Twice as many girls, as boys will never enter school: UN

Roughly 40% of girls and 33% of boys of primary-school age were out of school in Pakistan


Khurram Siddiqui January 20, 2015
Forty one per cent of rural and 26% of urban primary-school age children were out of school. PHOTO: REUTERS

KARACHI: Twice as many Pakistani girls, 43%, as compared to boys, 20%, will never enter school, a joint report by UNESCO and UNICEF found recently. 

The report fount that a total of 121 million children and adolescents have either never started school or dropped out in world (5 million in Pakistan), in spite of the international community’s promise to achieve Education for All by 2015.

Worldwide, one out of every ten children of primary-school age is out of school compared to one in five adolescents.

The joint report Fixing the Broken Promise of Education for All: Findings from the Global Initiative on Out-of-School Children, found that as children get older, the risk that they will never start school or will drop out increases.

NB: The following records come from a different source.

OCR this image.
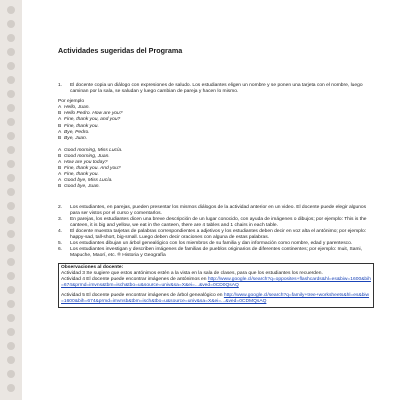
Actividades sugeridas del Programa
1.	El docente copia un diálogo con expresiones de saludo. Los estudiantes eligen un nombre y se ponen una tarjeta con el nombre, luego caminan por la sala, se saludan y luego cambian de pareja y hacen lo mismo.
Por ejemplo
A Hello, Juan.
B Hello Pedro. How are you?
A Fine, thank you, and you?
B Fine, thank you.
A Bye, Pedro.
B Bye, Juan.
A Good morning, Miss Lucía.
B Good morning, Juan.
A How are you today?
B Fine, thank you. And you?
A Fine, thank you.
A Good bye, Miss Lucía.
B Good bye, Juan.
2.	Los estudiantes, en parejas, pueden presentar los mismos diálogos de la actividad anterior en un video. El docente puede elegir algunos para ser vistos por el curso y comentarlos.
3.	En parejas, los estudiantes dicen una breve descripción de un lugar conocido, con ayuda de imágenes o dibujos; por ejemplo: This is the canteen, it is big and yellow, we eat in the canteen, there are 4 tables and 1 chairs in each table.
4.	El docente muestra tarjetas de palabras correspondientes a adjetivos y los estudiantes deben decir en voz alta el antónimo; por ejemplo: happy-sad, tall-short, big-small. Luego deben decir oraciones con alguna de estas palabras.
5.	Los estudiantes dibujan un árbol genealógico con los miembros de su familia y dan información como nombre, edad y parentesco.
6.	Los estudiantes investigan y describen imágenes de familias de pueblos originarios de diferentes continentes; por ejemplo: Inuit, Sami, Mapuche, Maorí, etc. ® Historia y Geografía
Observaciones al docente:
Actividad 3 Se sugiere que estos antónimos estén a la vista en la sala de clases, para que los estudiantes los recuerden.
Actividad 4 El docente puede encontrar imágenes de antónimos en http://www.google.cl/search?q=opposites+flashcards&hl=es&biw=1600&bih=674&prmd=imvns&tbm=isch&tbo=u&source=univ&sa=X&ei=...&ved=0CD0QsAQ
Actividad 5 El docente puede encontrar imágenes de árbol genealógico en http://www.google.cl/search?q=family+tree+worksheets&hl=es&biw=1600&bih=674&prmd=imvnsb&tbm=isch&tbo=u&source=univ&sa=X&ei=...&ved=0CDMQsAQ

Some 63 million young people between the ages of 12 and 15 were denied the right to an education.

This means that globally one in five adolescents will be out of school, primarily because they are poor and marginalised.

More girls, than boys out of school in Pakistan

According to UNESCO data, roughly 40% of girls and 33% of boys were out of school in Pakistan, pointing towards a key gender disparity in education.

Forty one per cent of rural and 26% of urban primary-school age children were out of school, with a total of 5 million children out of school. Nearly 71% of the 20 million primary-school age children in Pakistan lived in rural areas.

According to the data, 33% of rural and 22% of urban children will never go to school, while 63% of rural and 74 % of urban children will enter school at a later stage.

The data also found that twice as many girls, 43%, as boys, 20%, will never enter school.